Verfahrensgang
LG Frankfurt am Main (Beschluss vom 30.09.1993; Aktenzeichen 2/17 T 97/93) |
AG Frankfurt am Main (Urteil vom 10.04.1989; Aktenzeichen 33 M 84/92-30) |
Tenor
Der angefochtene Beschluß wird aufgehoben. Die Sache wird zur erneuten Prüfung und Entscheidung an das Landgericht zurückverwiesen, das auch über die Kosten des Verfahrens der weiteren Beschwerde zu befinden haben wird.
Bis zu einer anderweitigen Entscheidung des Landgerichts verbleibt es bei der einstweiligen Einstellung der Räumungsvollstreckung aus dem Urteil des Amtsgerichts Frankfurt am Main vom 10.4.1989 (Az.: 33 C 3672/88-30).
Beschwerdewert: 11.000,– DM.
Gründe
Die form- und fristgerecht (§§ 793, 577 II S. 1 ZPO) angebrachte sofortige weitere Beschwerde des Schuldners vom 6.10.1993 ist auch im übrigen zulässig.
Zwar liegen zwei übereinstimmende Entscheidungen der vorinstanzlichen Gerichte vor, was im allgemeinen zur Folge hat, daß eine weitere Beschwerde nicht mehr gegeben ist (§ 568 Abs. 2 Satz 2 ZPO).
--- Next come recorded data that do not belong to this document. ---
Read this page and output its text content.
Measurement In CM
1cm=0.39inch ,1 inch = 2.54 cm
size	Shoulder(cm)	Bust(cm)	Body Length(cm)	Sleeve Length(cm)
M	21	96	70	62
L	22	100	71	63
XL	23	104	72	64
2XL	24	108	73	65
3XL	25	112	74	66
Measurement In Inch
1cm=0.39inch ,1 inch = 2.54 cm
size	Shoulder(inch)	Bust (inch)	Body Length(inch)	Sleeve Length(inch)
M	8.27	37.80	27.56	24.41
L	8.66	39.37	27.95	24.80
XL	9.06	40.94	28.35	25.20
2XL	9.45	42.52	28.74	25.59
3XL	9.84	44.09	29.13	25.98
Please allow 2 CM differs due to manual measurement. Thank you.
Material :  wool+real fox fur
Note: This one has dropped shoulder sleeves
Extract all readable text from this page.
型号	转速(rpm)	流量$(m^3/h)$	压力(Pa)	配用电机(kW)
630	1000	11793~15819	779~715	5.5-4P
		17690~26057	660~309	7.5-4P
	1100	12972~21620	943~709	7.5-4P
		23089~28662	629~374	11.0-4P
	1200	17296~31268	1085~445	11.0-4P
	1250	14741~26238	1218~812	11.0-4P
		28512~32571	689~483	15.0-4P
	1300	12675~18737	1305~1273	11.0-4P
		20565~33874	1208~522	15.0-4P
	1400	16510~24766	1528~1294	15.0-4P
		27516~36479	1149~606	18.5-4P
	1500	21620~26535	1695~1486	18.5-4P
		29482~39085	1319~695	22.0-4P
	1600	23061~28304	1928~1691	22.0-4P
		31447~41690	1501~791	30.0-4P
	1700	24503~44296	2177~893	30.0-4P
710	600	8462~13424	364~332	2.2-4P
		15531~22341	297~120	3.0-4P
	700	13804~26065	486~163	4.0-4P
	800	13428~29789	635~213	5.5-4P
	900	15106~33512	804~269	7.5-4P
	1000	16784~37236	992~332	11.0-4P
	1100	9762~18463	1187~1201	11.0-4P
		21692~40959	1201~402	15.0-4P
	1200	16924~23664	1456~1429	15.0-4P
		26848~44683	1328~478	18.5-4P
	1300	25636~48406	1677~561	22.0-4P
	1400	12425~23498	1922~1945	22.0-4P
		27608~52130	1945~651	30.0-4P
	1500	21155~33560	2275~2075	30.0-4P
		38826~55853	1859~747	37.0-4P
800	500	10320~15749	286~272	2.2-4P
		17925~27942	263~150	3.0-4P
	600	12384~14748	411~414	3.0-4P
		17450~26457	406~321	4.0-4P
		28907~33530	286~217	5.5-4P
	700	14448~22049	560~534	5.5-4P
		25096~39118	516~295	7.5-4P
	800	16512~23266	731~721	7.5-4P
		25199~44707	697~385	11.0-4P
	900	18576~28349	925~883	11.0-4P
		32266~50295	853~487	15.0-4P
Nach der Bit der herrschenden Meinung im Einklang befindlichen Rechtsprechung des Senats ist aber in diesen Fällen die weitere Beschwerde ausnahmsweise dann eröffnet, wenn das landgerichtliche Verfahren einen schwerwiegenden Verfahrensfehler aufweist, der in Interesse eines wirksamen Grundrechtsschutzes eine Korrektur erforderlich nacht (vgl. BVerfGE, 49, 252, 256 = NJW 1979, 538; BVerfG, NJW 1988, 1773 = ZIP 1988, 1409; KG, Rpfleger 1987, 211; Zöller-Schneider, Zivilprozeßordnung, 18. Aufl. 1993, S 568 Rn 16 ff).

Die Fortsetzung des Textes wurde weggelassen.